Auf einmal blieb ich stehen und mir machte eine Sache wirklich schwer zu schaffen, ich musste richtig
darüber nachdenken. Hatte ich Nami überhaupt verdient? Den Gedanken verdrängte ich genauso
schnell, wie er gekommen war, natürlich hatte ich sie verdient, sonst würde sie mich ja nicht lieben,
und setzte meinen Weg auch schon weiter fort. Doch erneut schob sich etwas zwischen meine
Gedanken und ich blieb schon wieder stehen. Durch die ganze Geschichte war ich doch total
verschandet, hatte mich wildfremden Frauen angeboten und meinen Körper verkauft, ich war doch total
beschmutzt, verdorben, wieso sollte Nami so einen wie mich abkriegen? Doch schon wieder setzte ich
meinen sturen Willen durch und blendete diese Fragen aus, lief mit energischen Schritten weiter.
Manchmal hasste ich mich für solche Gedanken!
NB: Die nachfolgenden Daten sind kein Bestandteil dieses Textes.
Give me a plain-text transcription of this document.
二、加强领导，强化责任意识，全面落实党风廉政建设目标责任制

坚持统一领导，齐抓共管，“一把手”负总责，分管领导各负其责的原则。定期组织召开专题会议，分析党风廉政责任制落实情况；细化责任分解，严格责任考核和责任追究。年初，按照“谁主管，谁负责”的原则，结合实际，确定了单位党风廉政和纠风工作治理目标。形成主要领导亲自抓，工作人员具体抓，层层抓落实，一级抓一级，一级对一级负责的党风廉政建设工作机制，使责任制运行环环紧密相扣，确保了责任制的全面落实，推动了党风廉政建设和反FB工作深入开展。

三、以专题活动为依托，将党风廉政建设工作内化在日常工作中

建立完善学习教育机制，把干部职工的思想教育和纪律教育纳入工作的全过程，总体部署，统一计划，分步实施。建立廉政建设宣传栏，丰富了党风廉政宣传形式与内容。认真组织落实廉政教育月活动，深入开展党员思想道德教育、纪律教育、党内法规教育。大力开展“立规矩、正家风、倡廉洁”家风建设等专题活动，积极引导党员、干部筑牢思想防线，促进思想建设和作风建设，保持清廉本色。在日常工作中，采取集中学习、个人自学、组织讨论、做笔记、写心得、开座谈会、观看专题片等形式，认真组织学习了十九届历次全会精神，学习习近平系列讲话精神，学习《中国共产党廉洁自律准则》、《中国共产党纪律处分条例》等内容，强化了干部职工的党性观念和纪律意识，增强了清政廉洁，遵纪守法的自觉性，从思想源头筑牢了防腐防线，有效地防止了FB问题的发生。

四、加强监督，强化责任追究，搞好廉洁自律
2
Dann kam ich auch schon bei Nami Zuhause an, doch mein Körper wollte nicht dorthin gehen. Es war so
leicht, ich bräuchte nur zu klingeln und alles wäre in bester Ordnung, ich hatte auch schon Sehnsucht
nach ihr, doch mein Körper ließ sich nicht anspornen, um zu ihrer Haustür zu gehen. Ich spürte etwas,
das ich schon lange nicht mehr gefühlt hatte. Angst. Ich musste automatisch an Seulgi denken, grad,
weil sie heute angerufen hatte, dass war gar nicht gut. Wieso hatte ich sie damals so geliebt? Sie war
das hübscheste, klügste und lebensfroheste Mädchen, das ich je kennen gelernt hatte. Und dann? Alles
ist kaputt gegangen und sie hat gelitten. Meinetwegen hatte Seulgi sehr gelitten und war mir immer
treu geblieben, wobei ich total vom rechten Weg abgekommen bin. Seitdem habe ich sie nie wieder
richtig lachen gesehen, und wenn, dann waren es nur gestellte Lachen. Sie war total zur Simulantin
mutiert, zeigte kaum noch, was sie wirklich empfand. Sie wollte nie, dass jemand ihren Schmerz sah,
den ihr ihre Krankheit oder ich zugeführt hatten und darum hatte sie einen Schutzwall um sich herum
aufgestellt. Ich habe mitgewirkt, dass sie ihr Lachen verloren hatte und auf einmal bekam ich diese
scheiß Angst. Ich hatte so Schiss davor, dass Nami auch einmal so enden könnte wie Seulgi, dass sie
auch ihr schönes Lachen verlieren könnte. Ich seufzte und setzte dann einen Fuß in die Richtung des
Hauses. Diese Angst musste ich aber in Kauf nehmen, wenn ich das Glück mit Nami behalten wollte. So
weit würde es außerdem nicht kommen, so was war nur einmal im Leben möglich, und das war schon
bei Seulgi; und Nami hatte damit nun wirklich nichts am Hut. Ich wusste so oder so, dass ich schon
gleich darauf nicht mehr an das alles denken würde, denn bei ihr vergaß ich alle meine Sorgen, was
noch so eine Wunderheilung bei ihr war. Das konnte niemand anderes bewirken, außer sie.